Why Ops Needs a Project‑Management Mindset: Lessons from a Simple RAID Change
The article shares practical Ops insights, using a simple RAID change incident to illustrate why operations teams must understand change background, choose optimal timing, act as project managers, and follow a structured change process to protect production environments.
Operations (运维) is often seen as an awkward role in IT: fresh graduates rarely encounter it, other engineers may dismiss it as low‑level, and its KPI impact is hard to demonstrate. The author reflects on the meaning of this role.
One Small Incident and the Reflections
In a work chat, colleague A reported a need to restart a server and redo RAID. The author probed the change’s background, discovering it was required to deploy an FTP service using RAID 5, replacing a non‑RAID setup.
Ops Must Understand the “Why” Behind Changes
Author: Do you know the background of this change? A: X told me we need to redo RAID. Author: Why redo RAID? A: To support the new FTP deployment.
Blindly executing a task without grasping its purpose is risky; each change is like merging onto a busy road, increasing the chance of a crash if the impact isn’t evaluated.

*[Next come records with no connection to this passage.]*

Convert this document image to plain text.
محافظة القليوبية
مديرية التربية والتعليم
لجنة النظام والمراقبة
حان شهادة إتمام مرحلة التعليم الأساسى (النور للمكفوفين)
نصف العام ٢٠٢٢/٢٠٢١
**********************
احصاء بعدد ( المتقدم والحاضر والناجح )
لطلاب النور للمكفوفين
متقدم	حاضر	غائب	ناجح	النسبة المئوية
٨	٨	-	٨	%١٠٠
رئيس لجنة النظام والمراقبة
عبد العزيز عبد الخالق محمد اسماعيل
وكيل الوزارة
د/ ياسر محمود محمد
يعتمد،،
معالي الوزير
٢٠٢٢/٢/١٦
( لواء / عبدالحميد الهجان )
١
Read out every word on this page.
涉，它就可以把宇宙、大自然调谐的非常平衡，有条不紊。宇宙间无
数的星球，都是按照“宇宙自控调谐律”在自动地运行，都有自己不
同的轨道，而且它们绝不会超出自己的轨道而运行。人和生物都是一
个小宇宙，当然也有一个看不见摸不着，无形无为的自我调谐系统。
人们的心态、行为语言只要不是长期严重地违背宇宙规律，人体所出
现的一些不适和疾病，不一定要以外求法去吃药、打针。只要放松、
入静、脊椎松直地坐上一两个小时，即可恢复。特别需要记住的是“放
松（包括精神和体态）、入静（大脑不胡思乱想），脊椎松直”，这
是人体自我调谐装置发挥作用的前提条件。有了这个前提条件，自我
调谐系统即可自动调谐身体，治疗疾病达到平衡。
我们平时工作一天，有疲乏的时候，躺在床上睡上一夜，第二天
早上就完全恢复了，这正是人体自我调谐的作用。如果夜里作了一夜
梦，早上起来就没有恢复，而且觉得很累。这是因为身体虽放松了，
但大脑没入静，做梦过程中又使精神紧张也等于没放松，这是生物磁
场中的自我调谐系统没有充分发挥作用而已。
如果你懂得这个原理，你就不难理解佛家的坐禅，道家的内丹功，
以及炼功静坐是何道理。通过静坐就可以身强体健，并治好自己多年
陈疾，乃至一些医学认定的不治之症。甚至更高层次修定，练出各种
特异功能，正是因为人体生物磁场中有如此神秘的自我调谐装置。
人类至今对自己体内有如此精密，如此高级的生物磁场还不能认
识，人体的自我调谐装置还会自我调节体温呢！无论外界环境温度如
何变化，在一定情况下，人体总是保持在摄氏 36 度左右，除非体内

Ops Must Choose the Right Timing for Changes
Author: When will you do it? A: I’ll do it as soon as I get the task. Author: There’s a product demo at 2‑3 pm; a mistake could ruin it. What would the client think? A: I didn’t think of that.
Principles for timing:
Avoid peak business periods and critical windows.
Ensure changes on the same product line do not conflict.
Ensure changes across related product lines do not conflict.
Treat each change as a mini‑project, synchronising progress with all stakeholders who perform risk assessments.
Ops Should Act as the “Project Manager” of a Change
Author: Do you know the server’s current state? A: No. Author: If a core service is still running, what could happen? A: X said the machine is brand‑new, no services.
Ops must adopt a questioning attitude, verify assumptions, and confirm no hidden dependencies—much like a firefighter checks for remaining explosives before entering a blaze.
Follow a Structured Change Process
The typical workflow is: requirement confirmation → stakeholder identification → solution discussion → solution and schedule finalisation → change ticket creation → ticket review → approval → change announcement → implementation → post‑implementation review (and optional rollback). Following this process helps identify risks, standardise procedures, and enables automation.
Consistent adherence reduces the probability of incidents, spreads risk, and creates reusable documentation for future changes.
车祸猛如虎变更也一样
A Final Truth
Even a tiny change can teach many lessons; Ops is a global orchestrator that requires meticulous attention. As the author puts it, “Respect the production environment.”